Accounting Pronouncements Not Yet Adopted

In August 2020, the FASB issued ASU 2020-06, Debt – Debt with Conversion and Other Options (Subtopic 470-20) and Derivatives and Hedging – Contracts in Entity’s Own Equity (Subtopic 815-40), the new guidance is intended to simplify the accounting for certain convertible instruments with characteristics of both liability and equity. The guidance removes certain accounting models which separate the embedded conversion features from the host contract for convertible instruments. As a result, after the adoption of this guidance, an entity’s convertible debt instrument will be wholly accounted for as debt. The guidance also expands disclosure requirements for convertible instruments and simplifies areas of the guidance for diluted earnings-per-share calculations by requiring the use of the if-converted method. The guidance is effective for fiscal years beginning after December 15, 2021 and can be adopted on either a fully retrospective or modified retrospective basis. The Company adopted the new standard as of January 1, 2022 under the modified transition method and expects that the adoption will have a material impact on its consolidated financial statements and related disclosures. For example, the Company currently anticipates that the guidance will result in the removal of the equity component related to its Senior Notes of $87.8 million; decrease its interest expense due to the removal of the amortization component of the debt discount related to the equity component. The Company is still evaluating the cumulative effect of the change on retained earnings and other components of equity for its opening balance adjustment.
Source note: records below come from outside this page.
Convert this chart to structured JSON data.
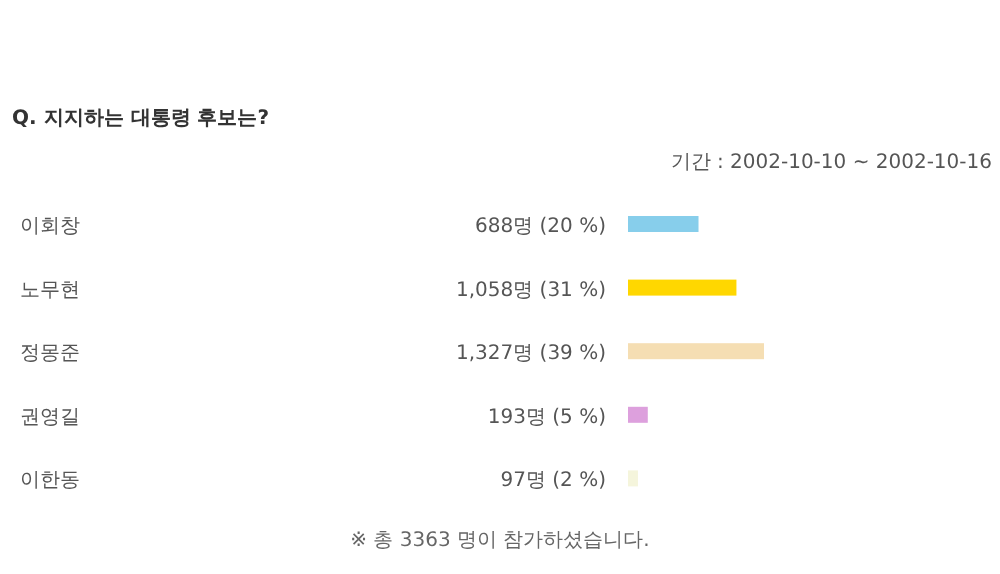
{
  "chart_data": {
    "type": "bar",
    "orientation": "horizontal",
    "title": "Q. 지지하는 대통령 후보는?",
    "subtitle": "기간 : 2002-10-10 ~ 2002-10-16",
    "categories": [
      "이회창",
      "노무현",
      "정몽준",
      "권영길",
      "이한동"
    ],
    "values": [
      688,
      1058,
      1327,
      193,
      97
    ],
    "value_labels": [
      "688명 (20 %)",
      "1,058명 (31 %)",
      "1,327명 (39 %)",
      "193명 (5 %)",
      "97명 (2 %)"
    ],
    "colors": [
      "#87ceeb",
      "#ffd700",
      "#f5deb3",
      "#dda0dd",
      "#f5f5dc"
    ],
    "annotations": [
      "※ 총 3363 명이 참가하셨습니다."
    ]
  }
}
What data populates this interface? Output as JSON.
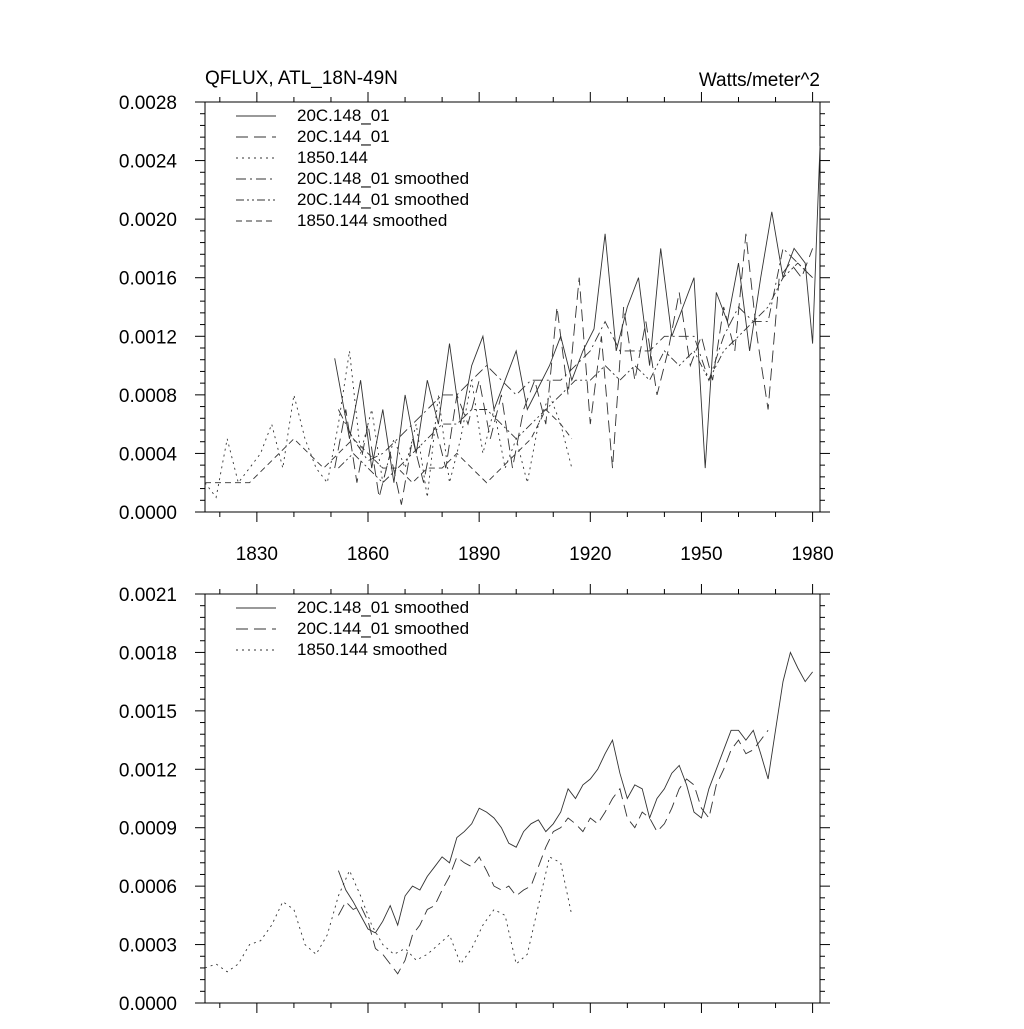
{
  "chart_data": [
    {
      "type": "line",
      "title": "QFLUX, ATL_18N-49N",
      "units": "Watts/meter^2",
      "xlim": [
        1816,
        1982
      ],
      "ylim": [
        0,
        0.0028
      ],
      "xticks": [
        1830,
        1860,
        1890,
        1920,
        1950,
        1980
      ],
      "xtick_labels": [
        "1830",
        "1860",
        "1890",
        "1920",
        "1950",
        "1980"
      ],
      "yticks": [
        0,
        0.0004,
        0.0008,
        0.0012,
        0.0016,
        0.002,
        0.0024,
        0.0028
      ],
      "ytick_labels": [
        "0.0000",
        "0.0004",
        "0.0008",
        "0.0012",
        "0.0016",
        "0.0020",
        "0.0024",
        "0.0028"
      ],
      "legend_position": "top-left",
      "series": [
        {
          "name": "20C.148_01",
          "dash": "solid",
          "x": [
            1851,
            1855,
            1858,
            1861,
            1864,
            1867,
            1870,
            1873,
            1876,
            1879,
            1882,
            1885,
            1888,
            1891,
            1894,
            1897,
            1900,
            1903,
            1906,
            1909,
            1912,
            1915,
            1918,
            1921,
            1924,
            1927,
            1930,
            1933,
            1936,
            1939,
            1942,
            1945,
            1948,
            1951,
            1954,
            1957,
            1960,
            1963,
            1966,
            1969,
            1972,
            1975,
            1978,
            1980,
            1982
          ],
          "y": [
            0.00105,
            0.0005,
            0.0009,
            0.0003,
            0.0007,
            0.0002,
            0.0008,
            0.0004,
            0.0009,
            0.0006,
            0.00115,
            0.0006,
            0.001,
            0.0012,
            0.0007,
            0.0009,
            0.0011,
            0.0007,
            0.00085,
            0.001,
            0.0012,
            0.0009,
            0.0011,
            0.00125,
            0.0019,
            0.0011,
            0.0014,
            0.0016,
            0.001,
            0.0018,
            0.0012,
            0.0014,
            0.0016,
            0.0003,
            0.0015,
            0.0013,
            0.0017,
            0.0011,
            0.0016,
            0.00205,
            0.0016,
            0.0018,
            0.0017,
            0.00115,
            0.0025
          ]
        },
        {
          "name": "20C.144_01",
          "dash": "longdash",
          "x": [
            1851,
            1854,
            1857,
            1860,
            1863,
            1866,
            1869,
            1872,
            1875,
            1878,
            1881,
            1884,
            1887,
            1890,
            1893,
            1896,
            1899,
            1902,
            1905,
            1908,
            1911,
            1914,
            1917,
            1920,
            1923,
            1926,
            1929,
            1932,
            1935,
            1938,
            1941,
            1944,
            1947,
            1950,
            1953,
            1956,
            1959,
            1962,
            1965,
            1968,
            1971,
            1974,
            1977,
            1980
          ],
          "y": [
            0.0003,
            0.0007,
            0.0002,
            0.0006,
            0.0001,
            0.0004,
            5e-05,
            0.0005,
            0.0002,
            0.0006,
            0.0003,
            0.0008,
            0.0006,
            0.0009,
            0.0005,
            0.0008,
            0.0003,
            0.0007,
            0.0009,
            0.0006,
            0.0014,
            0.0008,
            0.0016,
            0.0006,
            0.0012,
            0.0003,
            0.0014,
            0.0009,
            0.0013,
            0.0008,
            0.0011,
            0.0015,
            0.001,
            0.0012,
            0.0009,
            0.0014,
            0.0011,
            0.0019,
            0.0012,
            0.0007,
            0.0016,
            0.0017,
            0.0016,
            0.0018
          ]
        },
        {
          "name": "1850.144",
          "dash": "dot",
          "x": [
            1816,
            1819,
            1822,
            1825,
            1828,
            1831,
            1834,
            1837,
            1840,
            1843,
            1846,
            1849,
            1852,
            1855,
            1858,
            1861,
            1864,
            1867,
            1870,
            1873,
            1876,
            1879,
            1882,
            1885,
            1888,
            1891,
            1894,
            1897,
            1900,
            1903,
            1906,
            1909,
            1912,
            1915
          ],
          "y": [
            0.0002,
            0.0001,
            0.0005,
            0.0002,
            0.0003,
            0.0004,
            0.0006,
            0.0003,
            0.0008,
            0.0005,
            0.0003,
            0.0002,
            0.0006,
            0.0011,
            0.0004,
            0.0007,
            0.0002,
            0.0005,
            0.0003,
            0.0006,
            0.0001,
            0.0008,
            0.0002,
            0.0005,
            0.0009,
            0.0004,
            0.0007,
            0.0003,
            0.0005,
            0.0002,
            0.0006,
            0.0008,
            0.0006,
            0.0003
          ]
        },
        {
          "name": "20C.148_01 smoothed",
          "dash": "dashdot",
          "x": [
            1852,
            1856,
            1860,
            1864,
            1868,
            1872,
            1876,
            1880,
            1884,
            1888,
            1892,
            1896,
            1900,
            1904,
            1908,
            1912,
            1916,
            1920,
            1924,
            1928,
            1932,
            1936,
            1940,
            1944,
            1948,
            1952,
            1956,
            1960,
            1964,
            1968,
            1972,
            1976,
            1980
          ],
          "y": [
            0.0007,
            0.0005,
            0.00035,
            0.0004,
            0.0005,
            0.0006,
            0.0007,
            0.0008,
            0.0008,
            0.0009,
            0.001,
            0.0009,
            0.0008,
            0.0009,
            0.0009,
            0.0009,
            0.001,
            0.0011,
            0.0013,
            0.0011,
            0.0011,
            0.0011,
            0.0012,
            0.0012,
            0.0012,
            0.0009,
            0.0012,
            0.0014,
            0.0013,
            0.0013,
            0.0018,
            0.0017,
            0.0016
          ]
        },
        {
          "name": "20C.144_01 smoothed",
          "dash": "dashdotdot",
          "x": [
            1852,
            1856,
            1860,
            1864,
            1868,
            1872,
            1876,
            1880,
            1884,
            1888,
            1892,
            1896,
            1900,
            1904,
            1908,
            1912,
            1916,
            1920,
            1924,
            1928,
            1932,
            1936,
            1940,
            1944,
            1948,
            1952,
            1956,
            1960,
            1964,
            1968,
            1972,
            1976,
            1980
          ],
          "y": [
            0.0003,
            0.0004,
            0.0003,
            0.0002,
            0.0003,
            0.0004,
            0.0005,
            0.0006,
            0.0006,
            0.0007,
            0.0007,
            0.0006,
            0.0005,
            0.0006,
            0.0007,
            0.0008,
            0.0009,
            0.0009,
            0.001,
            0.0009,
            0.001,
            0.0009,
            0.0011,
            0.001,
            0.0011,
            0.0009,
            0.0011,
            0.0012,
            0.0013,
            0.0014,
            0.0016,
            0.0017,
            0.0016
          ]
        },
        {
          "name": "1850.144 smoothed",
          "dash": "shortdash",
          "x": [
            1816,
            1820,
            1824,
            1828,
            1832,
            1836,
            1840,
            1844,
            1848,
            1852,
            1856,
            1860,
            1864,
            1868,
            1872,
            1876,
            1880,
            1884,
            1888,
            1892,
            1896,
            1900,
            1904,
            1908,
            1912,
            1915
          ],
          "y": [
            0.0002,
            0.0002,
            0.0002,
            0.0002,
            0.0003,
            0.0004,
            0.0005,
            0.0004,
            0.0003,
            0.0004,
            0.0005,
            0.0004,
            0.0003,
            0.0003,
            0.0002,
            0.0003,
            0.0003,
            0.0004,
            0.0003,
            0.0002,
            0.0003,
            0.0004,
            0.0005,
            0.0007,
            0.0006,
            0.0005
          ]
        }
      ]
    },
    {
      "type": "line",
      "xlim": [
        1816,
        1982
      ],
      "ylim": [
        0,
        0.0021
      ],
      "xticks": [
        1830,
        1860,
        1890,
        1920,
        1950,
        1980
      ],
      "yticks": [
        0,
        0.0003,
        0.0006,
        0.0009,
        0.0012,
        0.0015,
        0.0018,
        0.0021
      ],
      "ytick_labels": [
        "0.0000",
        "0.0003",
        "0.0006",
        "0.0009",
        "0.0012",
        "0.0015",
        "0.0018",
        "0.0021"
      ],
      "legend_position": "top-left",
      "series": [
        {
          "name": "20C.148_01 smoothed",
          "dash": "solid",
          "x": [
            1852,
            1854,
            1856,
            1858,
            1860,
            1862,
            1864,
            1866,
            1868,
            1870,
            1872,
            1874,
            1876,
            1878,
            1880,
            1882,
            1884,
            1886,
            1888,
            1890,
            1892,
            1894,
            1896,
            1898,
            1900,
            1902,
            1904,
            1906,
            1908,
            1910,
            1912,
            1914,
            1916,
            1918,
            1920,
            1922,
            1924,
            1926,
            1928,
            1930,
            1932,
            1934,
            1936,
            1938,
            1940,
            1942,
            1944,
            1946,
            1948,
            1950,
            1952,
            1954,
            1956,
            1958,
            1960,
            1962,
            1964,
            1966,
            1968,
            1970,
            1972,
            1974,
            1976,
            1978,
            1980
          ],
          "y": [
            0.00068,
            0.00058,
            0.00052,
            0.00045,
            0.00038,
            0.00036,
            0.00042,
            0.0005,
            0.0004,
            0.00055,
            0.0006,
            0.00058,
            0.00065,
            0.0007,
            0.00075,
            0.00072,
            0.00085,
            0.00088,
            0.00092,
            0.001,
            0.00098,
            0.00095,
            0.0009,
            0.00082,
            0.0008,
            0.00088,
            0.00092,
            0.00094,
            0.00088,
            0.00092,
            0.00098,
            0.0011,
            0.00105,
            0.00112,
            0.00115,
            0.0012,
            0.00128,
            0.00135,
            0.00118,
            0.00105,
            0.00112,
            0.0011,
            0.00095,
            0.00105,
            0.0011,
            0.00118,
            0.00122,
            0.00112,
            0.00098,
            0.00095,
            0.0011,
            0.0012,
            0.0013,
            0.0014,
            0.0014,
            0.00135,
            0.0014,
            0.00128,
            0.00115,
            0.0014,
            0.00165,
            0.0018,
            0.00172,
            0.00165,
            0.0017
          ]
        },
        {
          "name": "20C.144_01 smoothed",
          "dash": "longdash",
          "x": [
            1852,
            1854,
            1856,
            1858,
            1860,
            1862,
            1864,
            1866,
            1868,
            1870,
            1872,
            1874,
            1876,
            1878,
            1880,
            1882,
            1884,
            1886,
            1888,
            1890,
            1892,
            1894,
            1896,
            1898,
            1900,
            1902,
            1904,
            1906,
            1908,
            1910,
            1912,
            1914,
            1916,
            1918,
            1920,
            1922,
            1924,
            1926,
            1928,
            1930,
            1932,
            1934,
            1936,
            1938,
            1940,
            1942,
            1944,
            1946,
            1948,
            1950,
            1952,
            1954,
            1956,
            1958,
            1960,
            1962,
            1964,
            1966,
            1968
          ],
          "y": [
            0.00045,
            0.00052,
            0.00048,
            0.0005,
            0.00042,
            0.00028,
            0.00025,
            0.0002,
            0.00015,
            0.00022,
            0.00035,
            0.0004,
            0.00048,
            0.0005,
            0.00058,
            0.00065,
            0.00075,
            0.00072,
            0.0007,
            0.00075,
            0.00068,
            0.0006,
            0.00058,
            0.0006,
            0.00055,
            0.00058,
            0.0006,
            0.0007,
            0.0008,
            0.00088,
            0.0009,
            0.00095,
            0.00092,
            0.00088,
            0.00095,
            0.00092,
            0.00098,
            0.00105,
            0.0011,
            0.00095,
            0.0009,
            0.00098,
            0.00095,
            0.00088,
            0.00092,
            0.001,
            0.0011,
            0.00115,
            0.00112,
            0.001,
            0.00095,
            0.00112,
            0.0012,
            0.0013,
            0.00135,
            0.00128,
            0.0013,
            0.00135,
            0.0014
          ]
        },
        {
          "name": "1850.144 smoothed",
          "dash": "dot",
          "x": [
            1816,
            1819,
            1822,
            1825,
            1828,
            1831,
            1834,
            1837,
            1840,
            1843,
            1846,
            1849,
            1852,
            1855,
            1858,
            1861,
            1864,
            1867,
            1870,
            1873,
            1876,
            1879,
            1882,
            1885,
            1888,
            1891,
            1894,
            1897,
            1900,
            1903,
            1906,
            1909,
            1912,
            1915
          ],
          "y": [
            0.00018,
            0.0002,
            0.00016,
            0.0002,
            0.0003,
            0.00032,
            0.0004,
            0.00052,
            0.00048,
            0.0003,
            0.00025,
            0.00035,
            0.00055,
            0.00068,
            0.00055,
            0.0004,
            0.0003,
            0.00025,
            0.00028,
            0.00022,
            0.00025,
            0.0003,
            0.00035,
            0.0002,
            0.00028,
            0.0004,
            0.00048,
            0.00045,
            0.0002,
            0.00025,
            0.0005,
            0.00075,
            0.00072,
            0.00045
          ]
        }
      ]
    }
  ]
}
In October 2021, the FASB issued ASU 2021-08, Business Combinations (Topic 805), Accounting for Contract Assets and Contract Liabilities from Contracts with Customers, which is intended to require acquiring entities to apply Topic 606 to recognize and measure contract assets and contract liabilities in a business combination. ASU 2021-08 is effective for fiscal years, and interim periods within those fiscal years, beginning after December 15, 2022, with early adoption permitted. The Company expects to adopt ASU 2021-08 in the first quarter of 2023.

With the exception of the standards discussed above, there were no other recent accounting pronouncements or changes in accounting pronouncements during the year ended December 31, 2021 that are of significance or potential significance to the Company.